Почему-то тогда они забыли о своих планах еще раз побывать на Эйфелевой башне, как часто забываются такие проекты, рожденные по мгновенному наитию, а потом вдруг оказывается, что браться за них уже поздно.
Днем они гуляли в одном из больших городских парков, он уже не помнил, был ли это Люксембургский сад или сад Тюильри, в памяти Роберта остался большой каменный куб, на который он тогда взобрался. На нем золотыми буквами была сделана надпись: «Поль Сезанн». При виде этого памятника Роберт вдруг вспомнил отца и надпись на его надгробии на кладбище в Маунт-Киско, и у него появилось ощущение, что папа был с ними рядом. Сделанная тогда мамой фотография смеющегося белокурого мальчика в шапке и шарфе, стоящего с зажигалкой «Зиппо» в руке на большом белом каменном кубе, висела потом у нее на кухне до самой смерти. Когда Роберту пришлось расстаться с домом, он со слезами снял эту фотографию со стены.
Он помнил также во всех подробностях, как они с мамой покупали в булочной огромные розовые пирожные безе, которые там назывались меренгами, по вкусу это был сахар, воздух и миндаль, после этих пирожных у них все пальто оказались спереди засыпаны розовой пудрой, мама тогда хохотала, а ее глаза впервые за долгое время лучились весельем. Но потом, непонятно почему, ее радостное возбуждение снова сменилось грустью, которую она старалась не показывать, но он это все же почувствовал.
В последний день они сходили в музей Оранжери и, взявшись за руки, постояли перед большими полотнами Моне с водяными лилиями, и, когда он тревожно спросил маму, не плохо ли ей, она только кивнула и улыбнулась, но ее рука невольно крепче сжала его ладонь.

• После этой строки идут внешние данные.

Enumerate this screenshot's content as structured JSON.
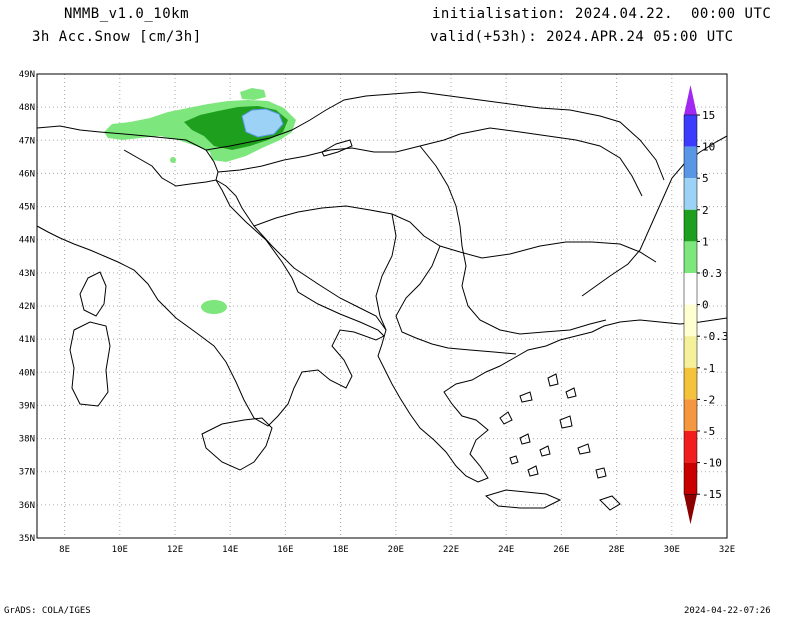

Все это вспомнилось Роберту в это утро, когда он прибыл в Париж. С тех пор как он тут побывал, прошло уже двадцать шесть лет. Зажигалка «Зиппо» сохранилась у него до сих пор. Но на этот раз он приехал в Париж один, и приехал, чтобы найти ответ на один вопрос.
Месяц назад его мать умерла. Его подруга выставила ему ультиматум: она требовала, чтобы он кардинально перевел стрелки на своем жизненном пути, а он не был уверен, какой путь его устраивает. Нужно было принимать важное решение. И он вдруг почувствовал, что ему будет легче, если он окажется как можно дальше от Нью-Йорка, и уехал в Париж, чтобы спокойно все обдумать.
Рейчел выходила из себя от возмущения. Она тряхнула своими рыжими кудрями, встала перед ним, скрестив на груди руки, и все ее хрупкое тело выражало один сплошной упрек.